Former Irish Open winner John O’Leary has died
Pádraig Harrington and Paul McGinley among those to pay tribute to ‘larger than life character’
John O’Leary pictured with Pádraig Harrington after his Irish Open victory at the at Adare Manor in 2007. Photograph: Cathal Noonan/Inpho
A man of fashion, of impeccable manners and, on top of it all, a great golfer: John O’Leary, who has died at the age of 70, was a former Ryder Cup player and Irish Open champion of 1982 who, when his professional career finished, contributed hugely to the growth of the European Tour in his role as a director for 34 years.
The finest moment of his career came with victory in the 1982 Irish Open at Portmarnock Golf Club, a win that weighed heavily on his shoulders for some 25 years until it was lifted when Pádraig Harrington ended the drought of a home-grown winner at Adare Manor in 2007.
“I’ve had my time and they were special times. For the people who have made this great golfing country, it shouldn’t be 25 years since,” said O’Leary on that day when Harrington triumphed.
On that day, Harrington picked up a winner’s cheque for €416,660, which served to demonstrate the giant leaps made since O’Leary’s win for, when O’Leary held off Maurice Bembridge to win at Portmarnock, his prize was IR£13,000. Modern day players were only too aware that O’Leary’s guidance as a director of the PGA European Tour was a contributory factor in such growth.
Of his win at Portmarnock, O’Leary recalled that he never spoke from the time he left his parents’ house in Blackrock until he reached the car park of Portmarnock Golf Club. Indeed, the crowds were so great on the cross-city journey that he required a Garda escort to beat the traffic which was evident as far back as the seafront along Dollymount.
O’Leary – who moved to Richmond, outside London, in the fledgling days of his professional career for the reason that airline prices were so costly at the time – had two wins on the European Tour, the 1976 Greater Manchester Open and the 1982 Irish Open, while his first win as a professional was in the 1975 Royal Swazi Sun Open on the South African circuit. His best finish in a Major was in the 1979 British Open, when he finished tied-13th.

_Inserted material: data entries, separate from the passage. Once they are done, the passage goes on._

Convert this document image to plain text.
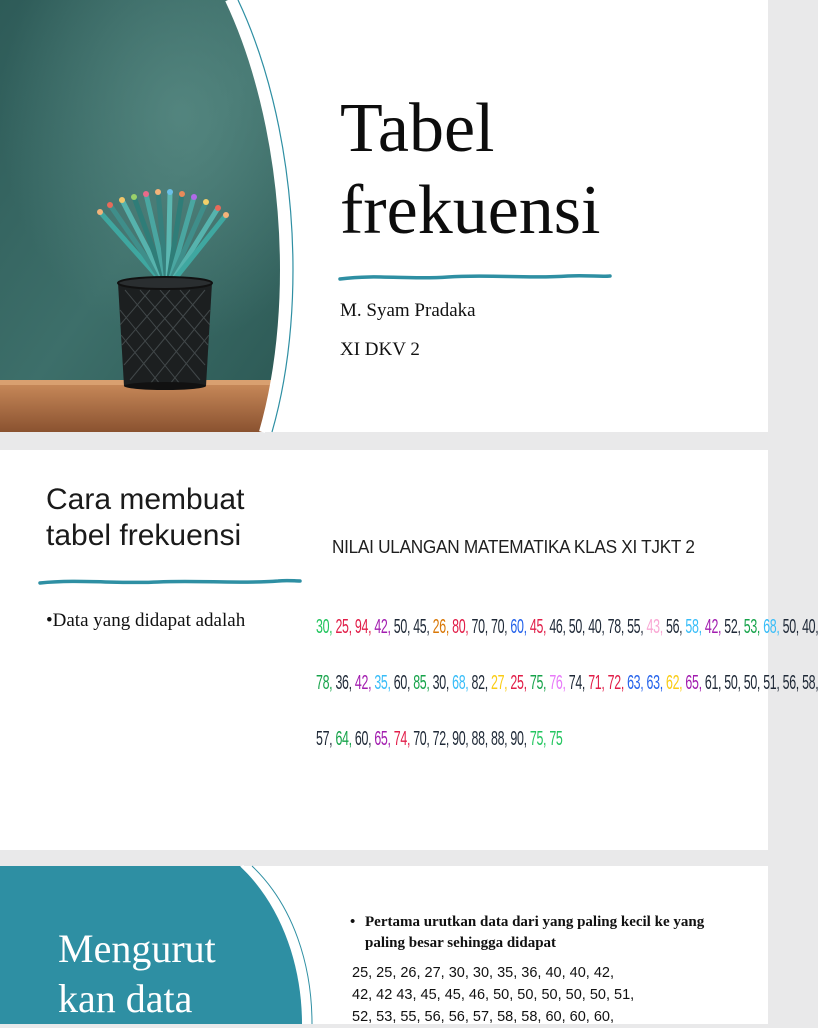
Tabel
frekuensi
M. Syam Pradaka
XI DKV 2
Cara membuat
tabel frekuensi
•Data yang didapat adalah
NILAI ULANGAN MATEMATIKA KLAS XI TJKT 2
30, 25, 94, 42, 50, 45, 26, 80, 70, 70, 60, 45, 46, 50, 40, 78, 55, 43, 56, 58, 42, 52, 53, 68, 50, 40,
78, 36, 42, 35, 60, 85, 30, 68, 82, 27, 25, 75, 76, 74, 71, 72, 63, 63, 62, 65, 61, 50, 50, 51, 56, 58,
57, 64, 60, 65, 74, 70, 72, 90, 88, 88, 90, 75, 75
Mengurut
kan data
• Pertama urutkan data dari yang paling kecil ke yang paling besar sehingga didapat
25, 25, 26, 27, 30, 30, 35, 36, 40, 40, 42,
42, 42 43, 45, 45, 46, 50, 50, 50, 50, 50, 51,
52, 53, 55, 56, 56, 57, 58, 58, 60, 60, 60,
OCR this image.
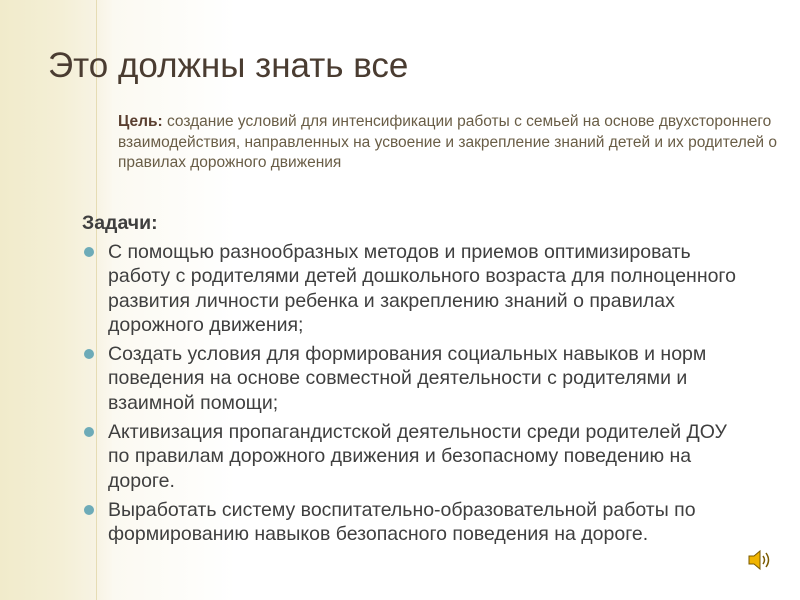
Это должны знать все

Цель: создание условий для интенсификации работы с семьей на основе двухстороннего взаимодействия, направленных на усвоение и закрепление знаний детей и их родителей о правилах дорожного движения

Задачи:
С помощью разнообразных методов и приемов оптимизировать работу с родителями детей дошкольного возраста для полноценного развития личности ребенка и закреплению знаний о правилах дорожного движения;
Создать условия для формирования социальных навыков и норм поведения на основе совместной деятельности с родителями и взаимной помощи;
Активизация пропагандистской деятельности среди родителей ДОУ по правилам дорожного движения и безопасному поведению на дороге.
Выработать систему воспитательно-образовательной работы по формированию навыков безопасного поведения на дороге.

In terms of team golf, a highlight of his career – outside of the Irish Open success – was playing on the Britain and Ireland team in the 1975 Ryder Cup at Laurel Valley in the United States, where he played four matches but failed to win a point. He was one of three Irish players on the team, along with Eamonn Darcy and Christy O’Connor Jnr. The USA won the match by 21-11. O’Leary also represented Ireland in three World Cups (1972, 1980 and 1982).
On finishing his playing career, O’Leary served as a director of the European Tour from 1985 until 2019, when he attended his last meeting in March of last year.
Keith Pelley, the chief executive of the European Tour, said: “John made a huge contribution to the evolution of the European Tour, firstly as a successful player and then as a long-serving member of the tour’s board of directors. Above all, he loved our game . . . we will sorely miss him, and our thoughts are with his family and friends.”
Harrington, who ended that Irish Open drought of a home winner, tweeted: “So sorry to hear of the passing of a legend of Irish golf John O’Leary. He always had a kind word to say and gave you advice without preaching. He was a larger than life character whose stories will live one. May he Rest in Peace.”
Paul McGinley tweeted his condolences: “More sad news in the passing of my friend and fellow Irishman ‘Jonno’ O’Leary – always a dedicated follower of fashion and all round great guy,” while another former Ryder Cup captain Sam Torrance also commiserated. “So sad to hear of the passing of one of my dearest friends and roommate for 10 years on tour. RIP my old pal John O’Leary,” posted the Scot.